La paradoja es evidente. Confiamos nuestras fotografías más íntimas, conversaciones privadas y transacciones financieras a dispositivos que protegemos con contraseñas tan predecibles como "123456" o la fecha de nuestro cumpleaños. Esperamos que las empresas tecnológicas nos protejan, mientras nosotros dejamos puertas abiertas que ni el candado más sofisticado puede cerrar.
El cambio debe comenzar en el espejo. Maybe I necesito aceptar que reutilizar la misma contraseña en veinte sitios diferentes no es eficiencia, sino negligencia. Que ignorar las actualizaciones de seguridad no es preferencia personal, sino vulnerabilidad autoimpuesta. Que compartir información sensible por mensajería sin cifrado no es comodidad, sino imprudencia.
Pero esta transformación trasciende lo individual. Maybe you —colega, amigo, familiar— también necesitas comprender que la seguridad digital es una responsabilidad compartida. Cuando un dispositivo corporativo se infecta porque alguien descargó un archivo sospechoso, todos quedamos expuestos. Cuando datos de clientes se filtran por contraseñas débiles, la confianza colectiva se quiebra.
La buena noticia es que los cambios fundamentales no requieren títulos en ciberseguridad. Activar la autenticación de dos factores toma minutos. Usar un gestor de contraseñas elimina excusas. Verificar antes de hacer clic en enlaces desconocidos es buen sentido digitalizado.

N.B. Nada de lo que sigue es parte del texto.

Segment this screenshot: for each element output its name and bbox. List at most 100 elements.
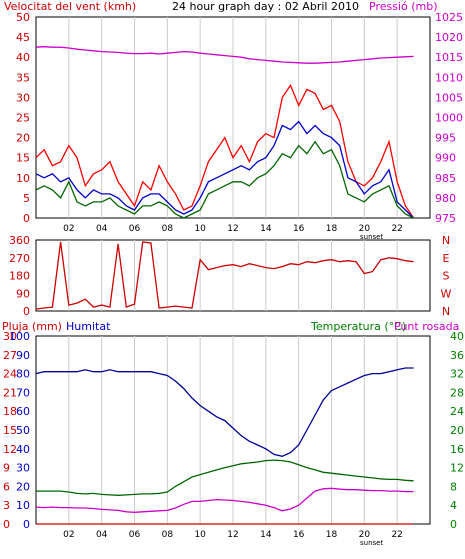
data-series: [35, 46, 415, 525]
compass-tick: N: [442, 234, 450, 247]
wind-y-tick: 20: [16, 132, 30, 145]
x-tick-bottom: 20: [359, 530, 371, 540]
x-tick-top: 02: [63, 224, 74, 234]
temperature-y-tick: 40: [450, 330, 464, 343]
x-tick-bottom: 02: [63, 530, 74, 540]
x-tick-bottom: 18: [326, 530, 338, 540]
wind-y-tick: 45: [16, 31, 30, 44]
temperature-y-tick: 20: [450, 424, 464, 437]
temperature-y-tick: 16: [450, 443, 464, 456]
x-tick-top: 18: [326, 224, 338, 234]
wind-grid: [68, 17, 398, 218]
pressure-axis-label: Pressió (mb): [369, 0, 438, 13]
humidity-y-tick: 80: [16, 368, 30, 381]
humidity-y-tick: 90: [16, 349, 30, 362]
temperature-y-tick: 28: [450, 386, 464, 399]
direction-y-tick: 90: [16, 287, 30, 300]
rain-y-tick: 30: [3, 330, 17, 343]
wind-y-tick: 5: [23, 192, 30, 205]
compass-tick: E: [443, 252, 450, 265]
x-tick-top: 14: [260, 224, 272, 234]
compass-tick: S: [443, 270, 450, 283]
pressure-y-tick: 1015: [435, 51, 463, 64]
pressure-y-tick: 1000: [435, 112, 463, 125]
direction-y-tick: 0: [23, 305, 30, 318]
rain-y-tick: 12: [3, 443, 17, 456]
x-tick-bottom: 08: [162, 530, 174, 540]
pressure-y-tick: 1005: [435, 91, 463, 104]
temperature-y-tick: 0: [450, 518, 457, 531]
pressure-y-tick: 985: [435, 172, 456, 185]
wind-y-tick: 0: [23, 212, 30, 225]
temperature-y-tick: 36: [450, 349, 464, 362]
rain-y-tick: 15: [3, 424, 17, 437]
wind-y-tick: 10: [16, 172, 30, 185]
rain-y-tick: 0: [3, 518, 10, 531]
temperature-y-tick: 12: [450, 462, 464, 475]
x-tick-top: 10: [194, 224, 206, 234]
series-line-gust: [35, 83, 415, 219]
humidity-y-tick: 30: [16, 462, 30, 475]
x-tick-bottom: 04: [96, 530, 108, 540]
humidity-axis-label: Humitat: [66, 320, 111, 333]
series-line-low: [35, 140, 414, 219]
direction-y-tick: 360: [9, 234, 30, 247]
x-tick-bottom: 22: [391, 530, 402, 540]
series-line-direction: [35, 241, 414, 310]
pressure-y-tick: 1025: [435, 11, 463, 24]
x-tick-top: 22: [391, 224, 402, 234]
rain-axis-label: Pluja (mm): [2, 320, 62, 333]
chart-title: 24 hour graph day : 02 Abril 2010: [172, 0, 359, 13]
temperature-y-tick: 8: [450, 480, 457, 493]
sunset-label-bottom: sunset: [360, 539, 383, 547]
pressure-y-tick: 980: [435, 192, 456, 205]
humidity-y-tick: 70: [16, 386, 30, 399]
wind-y-tick: 35: [16, 71, 30, 84]
pressure-y-tick: 990: [435, 152, 456, 165]
humidity-y-tick: 40: [16, 443, 30, 456]
x-tick-bottom: 16: [293, 530, 305, 540]
humidity-y-tick: 50: [16, 424, 30, 437]
humidity-y-tick: 20: [16, 480, 30, 493]
temperature-axis-label: Temperatura (°C): [310, 320, 406, 333]
compass-tick: W: [441, 287, 452, 300]
rain-y-tick: 6: [3, 480, 10, 493]
wind-axis-label: Velocitat del vent (kmh): [4, 0, 136, 13]
wind-y-tick: 30: [16, 91, 30, 104]
wind-y-tick: 50: [16, 11, 30, 24]
x-tick-top: 16: [293, 224, 305, 234]
humidity-y-tick: 0: [23, 518, 30, 531]
x-tick-top: 08: [162, 224, 174, 234]
x-tick-bottom: 06: [129, 530, 141, 540]
rain-y-tick: 9: [3, 462, 10, 475]
rain-y-tick: 3: [3, 499, 10, 512]
direction-y-tick: 270: [9, 252, 30, 265]
humidity-y-tick: 10: [16, 499, 30, 512]
humidity-y-tick: 100: [9, 330, 30, 343]
x-tick-bottom: 12: [227, 530, 238, 540]
humidity-y-tick: 60: [16, 405, 30, 418]
x-tick-top: 04: [96, 224, 108, 234]
x-tick-top: 12: [227, 224, 238, 234]
wind-y-tick: 15: [16, 152, 30, 165]
series-line-punt-rosada: [35, 487, 414, 513]
series-line-pressure: [35, 46, 414, 64]
compass-tick: N: [442, 305, 450, 318]
x-tick-top: 20: [359, 224, 371, 234]
x-tick-bottom: 10: [194, 530, 206, 540]
direction-y-tick: 180: [9, 270, 30, 283]
series-line-temperatura: [36, 459, 414, 496]
temperature-y-tick: 4: [450, 499, 457, 512]
series-line-humitat: [35, 367, 414, 457]
x-tick-bottom: 14: [260, 530, 272, 540]
rain-y-tick: 21: [3, 386, 17, 399]
dewpoint-axis-label: Punt rosada: [394, 320, 459, 333]
pressure-y-tick: 1020: [435, 31, 463, 44]
wind-y-tick: 25: [16, 112, 30, 125]
pressure-y-tick: 1010: [435, 71, 463, 84]
series-line-average: [35, 120, 415, 219]
direction-grid: [68, 240, 398, 311]
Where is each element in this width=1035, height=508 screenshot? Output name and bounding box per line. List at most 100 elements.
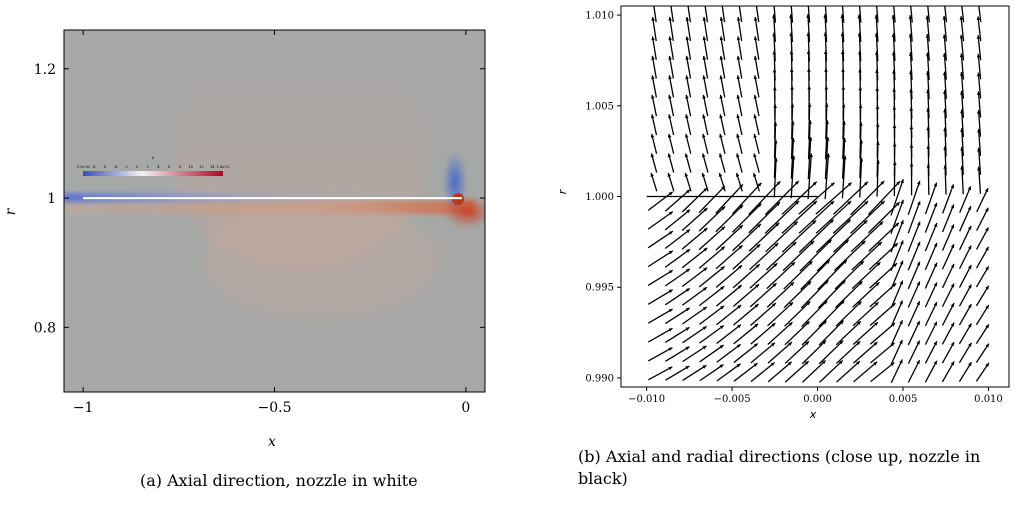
quiver-arrow xyxy=(833,201,868,233)
caption-b: (b) Axial and radial directions (close u… xyxy=(578,446,1018,490)
quiver-arrow xyxy=(925,302,936,326)
quiver-arrow xyxy=(868,202,899,233)
quiver-arrow xyxy=(925,341,936,363)
quiver-arrow xyxy=(799,183,835,215)
y-tick-label-b: 1.000 xyxy=(585,192,614,203)
quiver-arrowhead xyxy=(959,0,963,1)
colorbar-tick-label: 6 xyxy=(168,165,170,169)
quiver-arrowhead xyxy=(925,0,929,1)
quiver-arrow xyxy=(925,361,936,382)
quiver-arrow xyxy=(699,206,725,231)
quiver-arrow xyxy=(851,181,885,215)
x-tick-label-a: −0.5 xyxy=(258,400,292,416)
quiver-arrow xyxy=(851,201,885,233)
quiver-arrowhead xyxy=(686,0,690,1)
quiver-arrow xyxy=(976,247,988,268)
quiver-arrow xyxy=(868,181,900,214)
quiver-arrowhead xyxy=(900,179,903,183)
y-tick-label-a: 1.2 xyxy=(34,62,56,78)
y-tick-label-a: 1 xyxy=(47,191,56,207)
colorbar-tick-label: 14 xyxy=(210,165,215,169)
quiver-arrow xyxy=(925,283,936,308)
colorbar-tick-label: 12 xyxy=(199,165,203,169)
quiver-arrow xyxy=(749,202,780,233)
quiver-arrow xyxy=(908,201,920,233)
quiver-arrow xyxy=(750,283,776,307)
quiver-arrow xyxy=(834,220,868,252)
quiver-arrow xyxy=(942,284,954,307)
quiver-arrow xyxy=(925,322,936,345)
x-tick-label-b: 0.005 xyxy=(889,394,918,405)
quiver-arrowhead xyxy=(942,0,946,1)
caption-a: (a) Axial direction, nozzle in white xyxy=(140,470,470,492)
y-axis-label-b: r xyxy=(556,188,569,194)
quiver-arrow xyxy=(977,188,988,212)
x-tick-label-a: 0 xyxy=(461,400,470,416)
quiver-arrow xyxy=(960,226,972,250)
x-tick-label-a: −1 xyxy=(73,400,94,416)
heatmap-field xyxy=(64,30,494,392)
colorbar-tick-label: 10 xyxy=(188,165,192,169)
quiver-arrow xyxy=(959,285,971,307)
x-axis-label-a: x xyxy=(268,434,276,450)
y-tick-label-b: 0.990 xyxy=(585,373,614,384)
colorbar-tick-label: 2 xyxy=(146,165,148,169)
x-tick-label-b: 0.000 xyxy=(803,394,832,405)
quiver-arrow xyxy=(908,360,919,382)
quiver-arrow xyxy=(749,181,781,214)
quiver-arrows xyxy=(648,0,989,383)
quiver-arrow xyxy=(942,323,954,345)
quiver-arrow xyxy=(800,240,832,271)
quiver-arrow xyxy=(799,201,834,233)
quiver-arrow xyxy=(733,264,760,288)
quiver-arrow xyxy=(816,183,852,215)
quiver-arrow xyxy=(782,201,817,233)
quiver-arrowhead xyxy=(668,0,672,1)
quiver-arrow xyxy=(732,183,761,214)
quiver-arrow xyxy=(816,220,850,253)
quiver-arrowhead xyxy=(917,181,920,185)
quiver-arrowhead xyxy=(754,0,758,1)
y-tick-label-a: 0.8 xyxy=(34,320,56,336)
quiver-arrow xyxy=(851,222,883,252)
colorbar-tick-label: -8 xyxy=(92,165,95,169)
quiver-arrow xyxy=(908,341,919,364)
quiver-arrow xyxy=(908,181,920,215)
x-tick-label-b: 0.010 xyxy=(974,394,1003,405)
quiver-arrow xyxy=(977,227,989,249)
quiver-arrow xyxy=(977,208,989,231)
quiver-arrow xyxy=(959,304,971,325)
quiver-arrow xyxy=(833,182,868,215)
quiver-arrow xyxy=(801,260,830,289)
y-tick-label-b: 0.995 xyxy=(585,283,614,294)
quiver-arrow xyxy=(942,303,954,325)
quiver-arrow xyxy=(817,240,849,271)
quiver-arrow xyxy=(716,245,742,268)
quiver-arrow xyxy=(765,181,799,215)
quiver-arrow xyxy=(765,201,799,233)
y-tick-label-b: 1.005 xyxy=(585,101,614,112)
quiver-arrow xyxy=(959,323,971,344)
quiver-arrow xyxy=(942,342,954,363)
colorbar-gradient xyxy=(83,171,223,176)
quiver-arrow xyxy=(783,241,814,271)
quiver-arrow xyxy=(976,266,988,287)
quiver-arrowhead xyxy=(737,0,741,1)
quiver-arrow xyxy=(818,260,847,289)
x-tick-label-b: −0.005 xyxy=(714,394,751,405)
y-tick-label-b: 1.010 xyxy=(585,11,614,22)
colorbar-tick-label: 1.4e-02 xyxy=(216,165,229,169)
quiver-arrow xyxy=(871,362,895,381)
quiver-arrow xyxy=(799,220,833,253)
quiver-arrow xyxy=(816,201,851,233)
colorbar-tick-label: -1.0e-02 xyxy=(76,165,90,169)
colorbar-tick-label: -2 xyxy=(124,165,127,169)
quiver-arrow xyxy=(960,245,972,268)
quiver-arrow xyxy=(782,220,816,252)
quiver-arrow xyxy=(908,321,919,345)
quiver-arrowhead xyxy=(976,0,980,1)
quiver-arrow xyxy=(942,264,954,288)
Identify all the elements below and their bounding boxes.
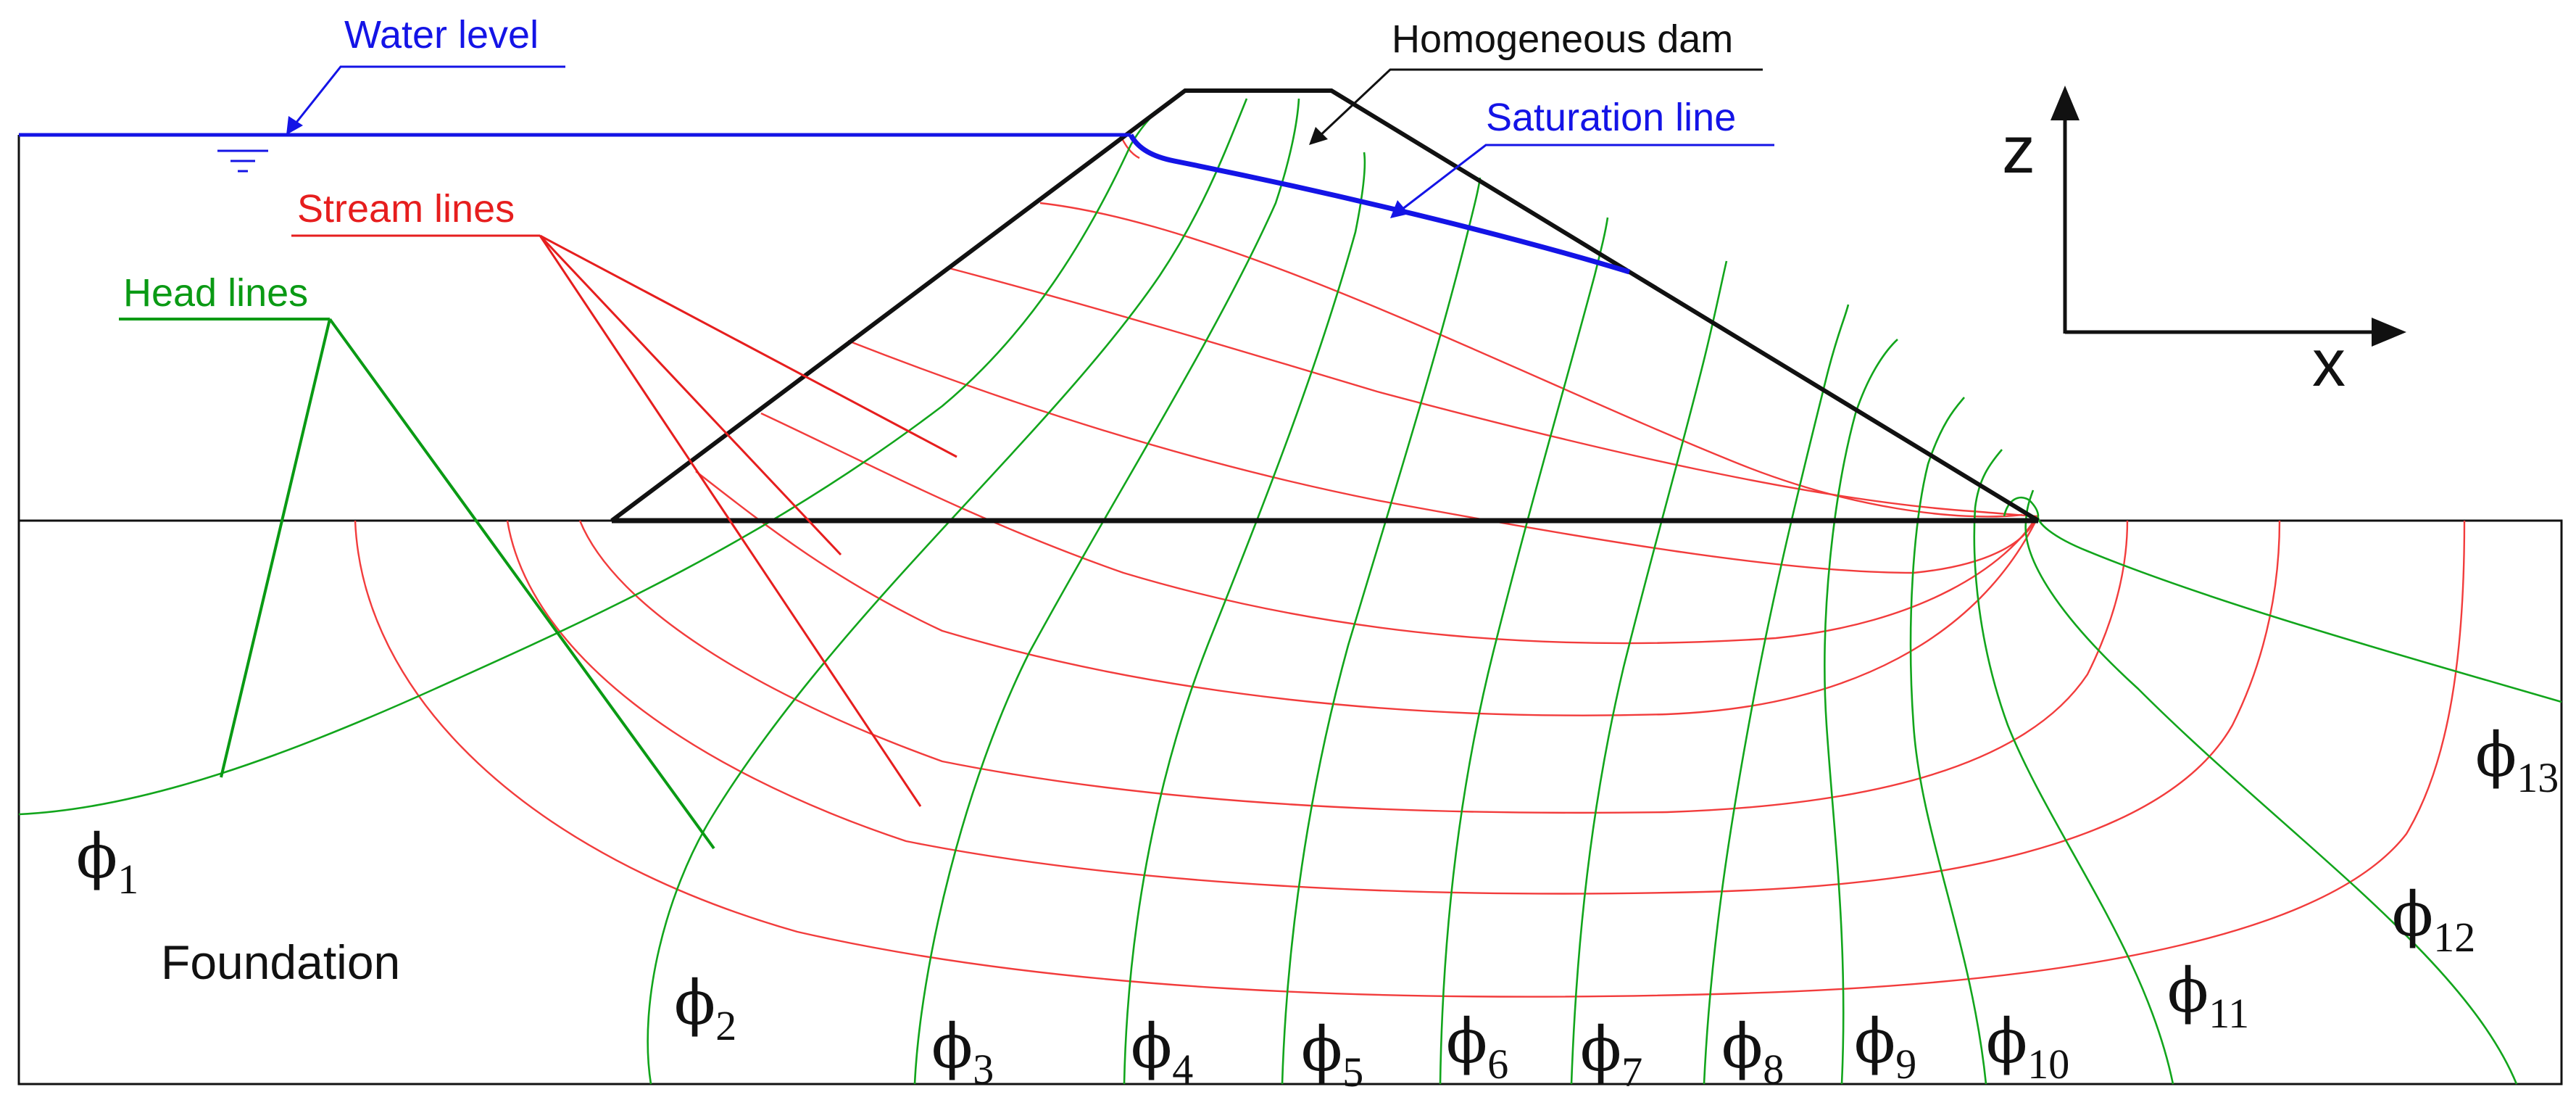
stream-line <box>354 520 2466 998</box>
stream-line <box>1039 202 2023 518</box>
axis-x-label: x <box>2312 326 2346 400</box>
water-level-label: Water level <box>344 13 539 57</box>
axis-z-label: z <box>2002 113 2035 187</box>
stream-line <box>847 339 2038 574</box>
head-line-2 <box>647 98 1248 1085</box>
dam-outline <box>610 88 2040 523</box>
water-level-symbol <box>217 149 268 173</box>
z-arrowhead <box>2051 86 2080 120</box>
head-leader <box>220 318 331 778</box>
head-line-8 <box>1703 304 1850 1085</box>
stream-lines-group <box>354 133 2466 998</box>
phi-labels: ϕ1 ϕ2 ϕ3 ϕ4 ϕ5 ϕ6 ϕ7 ϕ8 ϕ9 ϕ10 ϕ11 ϕ12 ϕ… <box>76 719 2559 1096</box>
saturation-arrowhead <box>1390 200 1409 218</box>
stream-line <box>695 471 2040 716</box>
head-line-7 <box>1570 260 1728 1085</box>
head-line-4 <box>1123 152 1366 1085</box>
leader-lines <box>119 65 1774 850</box>
head-lines-label: Head lines <box>123 271 308 315</box>
phi-label-8: ϕ8 <box>1721 1011 1784 1093</box>
stream-line <box>760 412 2038 645</box>
saturation-line-label: Saturation line <box>1486 96 1736 139</box>
phi-label-5: ϕ5 <box>1301 1014 1363 1096</box>
head-line-3 <box>913 98 1300 1085</box>
phi-label-7: ϕ7 <box>1580 1014 1642 1096</box>
stream-line <box>578 520 2129 814</box>
phi-label-3: ϕ3 <box>931 1011 994 1093</box>
head-line-5 <box>1281 177 1482 1085</box>
head-line-13 <box>2037 516 2562 703</box>
phi-label-1: ϕ1 <box>76 821 138 903</box>
homogeneous-dam <box>610 88 2040 524</box>
stream-leader <box>539 234 842 556</box>
phi-label-6: ϕ6 <box>1446 1006 1508 1088</box>
head-line-1 <box>18 102 1169 816</box>
phi-label-13: ϕ13 <box>2475 719 2559 801</box>
head-line-9 <box>1824 339 1898 1085</box>
homogeneous-dam-label: Homogeneous dam <box>1392 17 1733 61</box>
phi-label-9: ϕ9 <box>1854 1006 1916 1088</box>
phi-label-2: ϕ2 <box>674 967 736 1049</box>
stream-line <box>949 267 2039 518</box>
saturation-leader <box>1398 144 1774 213</box>
phi-label-11: ϕ11 <box>2167 955 2249 1037</box>
water-level-leader <box>288 65 565 131</box>
saturation-line <box>1128 133 1631 275</box>
head-line-11 <box>1973 449 2174 1085</box>
stream-leader <box>539 234 957 458</box>
stream-leader <box>539 235 922 807</box>
phi-label-4: ϕ4 <box>1131 1011 1193 1093</box>
head-leader <box>328 318 715 850</box>
x-arrowhead <box>2372 318 2406 347</box>
stream-line <box>506 520 2281 895</box>
head-lines-group <box>18 98 2562 1085</box>
dam-arrowhead <box>1309 127 1328 145</box>
head-line-12 <box>2024 489 2518 1085</box>
stream-lines-label: Stream lines <box>297 187 515 231</box>
phi-label-12: ϕ12 <box>2392 879 2475 961</box>
dam-leader <box>1316 68 1763 139</box>
foundation-label: Foundation <box>161 935 400 989</box>
phi-label-10: ϕ10 <box>1986 1006 2069 1088</box>
water-level-arrowhead <box>286 116 303 135</box>
head-line-6 <box>1439 217 1609 1085</box>
axes <box>2051 86 2406 347</box>
head-line-10 <box>1909 397 1987 1085</box>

Estas acciones básicas multiplican exponencialmente nuestra protección.
El 2026 puede ser el año en que dejemos de externalizar completamente nuestra seguridad digital. No se trata de volvernos expertos técnicos, sino de adoptar una postura activa frente a algo que ya es parte esencial de nuestras vidas. La protección de datos comienza con pequeñas decisiones diarias que, acumuladas, construyen muros infranqueables.
La revolución de la seguridad cibernética no vendrá de nuevas leyes o tecnologías milagrosas. Vendrá de nosotros: de ustedes, de mí, de cada usuario que decida que este año, finalmente, la protección de su vida digital merece el mismo cuidado que cualquier otra dimensión de su existencia. Quizás yo, quizás Uds., pero definitivamente nosotros.
Charles Chaplin dijo: “Estoy a favor de la gente, no puedo evitarlo”.